Marguerite PitreFriday, February 12, 2010
Unknown - January 9, 1953)
Marguerite Pitre had the misfortune of meeting Joseph Albert Guay through her brother, Generoux Ruest, who was an employee of the notorious Mr. Guay.
Joseph Albert Guay was born in Quebec in 1917. As the youngest of 5 children, he was the center of attention. In his youth, he sold watches and jewellery and worked solely on commission. Being the spoiled youngest child of his family, he was used to having his way, so he evolved into a very tenacious successful salesman.
In 1939, at the start of World War II, he got a job at Canadian Arsenals Limited at St. Malo, Quebec. While working there, he met and married Rita Morel. It was a very happy marriage at first, full of love and brimming with joy. Then, Rita gave birth to their first child. The honeymoon was over, for Joseph did not like playing second fiddle to an infant.
He worked at the Canadian Arsenals until the arsenal closed in 1945. That's when he returned to what he knew best and he started a small jewelry and watch repair shop in Quebec City. But business was slow and Joseph struggled to scrape out a living. His debts piled up. His eye began to wander the more his marriage failed.
Then, he met Marie-Ange Robitaille, a very beautiful young waitress. They began dating. She knew him only as Roger Angers. When her father learned of her illicit affair, he kicked her out of the house. Joseph came to her rescue. He proposed to her, ring and all, and with Marguerite's help, set his lover up in a small cozy apartment, even though he was not free to marry. In those days, Quebec was very Catholic and a divorce was out of the question.
Unfortunately, Rita discovered the arrangement and confronted the pair. Marie-Ange immediately left Joseph.
Joseph was furious at Rita. In his ire, he began to plot her death. At first, he considered poison. But then a brilliant idea came to mind. As a jewelery and watch repairman, he had travelled frequently by airplane to deliver or receive merchandise. The easiest way to get rid of his wife, once and for all, was to get her on a plane and then bomb it in mid flight.
Marguerite's brother, Genereux, designed, built, and packaged a timed bomb for Joseph. Joseph convinced Marguerite to deliver the package to Canadian Pacific Airlines where it would be flown to Baie-Comeau, on the same flight as Rita.
On the morning of September 9, 1949, Joseph took Rita to the airport in Quebec City. It was common to purchase flight insurance at the time, so Joseph took out a $10,000 policy on her life.
41 minutes after the flight took to the skies, the plane exploded over Sault-aux-Cochons, a town located at the confluence of little St. Francis River and the St. Lawrence. All 23 persons on board, including Rita, died in the explosion.
Joseph was overjoyed. He was finally free of his wife and had a cool $10,000 in his pocket. Marguerite, however, was horrified at what she had done. She attempted suicide 10 days after the bombing. While in hospital, she confessed to her part in the crime which led to all three being arrested.
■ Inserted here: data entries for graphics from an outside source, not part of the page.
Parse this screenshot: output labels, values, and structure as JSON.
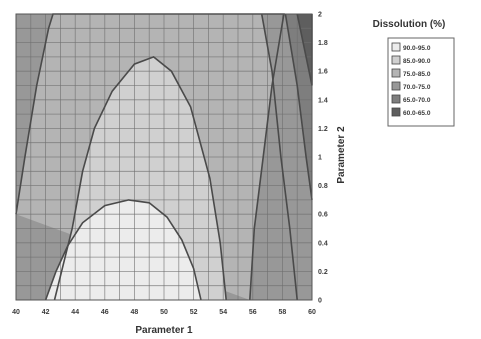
{
  "chart_data": {
    "type": "contour",
    "xlabel": "Parameter 1",
    "ylabel": "Parameter 2",
    "x_ticks": [
      "40",
      "42",
      "44",
      "46",
      "48",
      "50",
      "52",
      "54",
      "56",
      "58",
      "60"
    ],
    "y_ticks": [
      "0",
      "0.2",
      "0.4",
      "0.6",
      "0.8",
      "1",
      "1.2",
      "1.4",
      "1.6",
      "1.8",
      "2"
    ],
    "xlim": [
      40,
      60
    ],
    "ylim": [
      0,
      2
    ],
    "grid": true,
    "legend": {
      "title": "Dissolution (%)",
      "placement": "right",
      "entries": [
        {
          "label": "90.0-95.0",
          "color": "#ececec"
        },
        {
          "label": "85.0-90.0",
          "color": "#d0d0d0"
        },
        {
          "label": "75.0-85.0",
          "color": "#b4b4b4"
        },
        {
          "label": "70.0-75.0",
          "color": "#989898"
        },
        {
          "label": "65.0-70.0",
          "color": "#7e7e7e"
        },
        {
          "label": "60.0-65.0",
          "color": "#5e5e5e"
        }
      ]
    },
    "contour_boundaries": [
      {
        "name": "inner-region",
        "fill": "#ececec",
        "points": [
          [
            42.0,
            0
          ],
          [
            42.7,
            0.2
          ],
          [
            43.5,
            0.38
          ],
          [
            44.5,
            0.54
          ],
          [
            46.0,
            0.66
          ],
          [
            47.6,
            0.7
          ],
          [
            49.0,
            0.68
          ],
          [
            50.2,
            0.58
          ],
          [
            51.2,
            0.42
          ],
          [
            52.0,
            0.22
          ],
          [
            52.5,
            0
          ]
        ]
      },
      {
        "name": "second-region",
        "fill": "#d0d0d0",
        "points": [
          [
            42.6,
            0
          ],
          [
            43.8,
            0.5
          ],
          [
            44.5,
            0.9
          ],
          [
            45.3,
            1.2
          ],
          [
            46.5,
            1.46
          ],
          [
            48.0,
            1.65
          ],
          [
            49.3,
            1.7
          ],
          [
            50.5,
            1.6
          ],
          [
            51.8,
            1.35
          ],
          [
            53.1,
            0.85
          ],
          [
            53.8,
            0.4
          ],
          [
            54.2,
            0
          ]
        ]
      },
      {
        "name": "third-region",
        "fill": "#b4b4b4",
        "points": [
          [
            40.0,
            0.6
          ],
          [
            40.6,
            1.0
          ],
          [
            41.4,
            1.5
          ],
          [
            42.2,
            1.9
          ],
          [
            42.5,
            2.0
          ],
          [
            58.1,
            2.0
          ],
          [
            57.3,
            1.5
          ],
          [
            56.7,
            1.0
          ],
          [
            56.1,
            0.5
          ],
          [
            55.8,
            0
          ]
        ]
      },
      {
        "name": "fourth-region",
        "fill": "#989898",
        "points": [
          [
            56.6,
            2.0
          ],
          [
            57.3,
            1.6
          ],
          [
            57.9,
            1.0
          ],
          [
            58.5,
            0.5
          ],
          [
            59.0,
            0
          ]
        ]
      },
      {
        "name": "fifth-region",
        "fill": "#7e7e7e",
        "points": [
          [
            58.2,
            2.0
          ],
          [
            59.0,
            1.5
          ],
          [
            59.6,
            1.0
          ],
          [
            60.0,
            0.7
          ]
        ]
      },
      {
        "name": "corner-region",
        "fill": "#5e5e5e",
        "points": [
          [
            59.0,
            2.0
          ],
          [
            60.0,
            1.5
          ],
          [
            60.0,
            2.0
          ]
        ]
      }
    ],
    "background_fill": "#989898"
  }
}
Guay was arrested two weeks after the crash. He was tried in 1950. Pitre testified against Guay in his trial, describing how she bought dynamite at his instruction and delivered a “mystery parcel” to the air freight on the doomed plane. Guay lost his trial and was sentenced to hang. After his conviction, he issued a statement, claiming that Ruest and Pitre had knowingly abetted his plans. He executed on January 12, 1951, at the age of 33. His last words were “Au moins, je meurs célèbre.” (At least I die famous).
It was Ruest’s turn to face trial. He too was convicted and sentenced to hang. On the day of his execution on July 25, 1952, he was suffering from osseous turberculosis and had to be brought to the gallows in a wheelchair.
Pitre was the last to face her trial. She described how Guay had made her do it. Pitre insisted, though, that her own involvement was unintentional, and that she thought the box held a statue even though it was her own brother who had fashioned the explosives into a time bomb. She lost and was also sentenced to hang. Thirty-five minutes past midnight on January 9, 1953, Marguerite Pitre became the 13th and last woman executed in Canada. She faced her sentence in Montreal’s Bourdeaux gaol.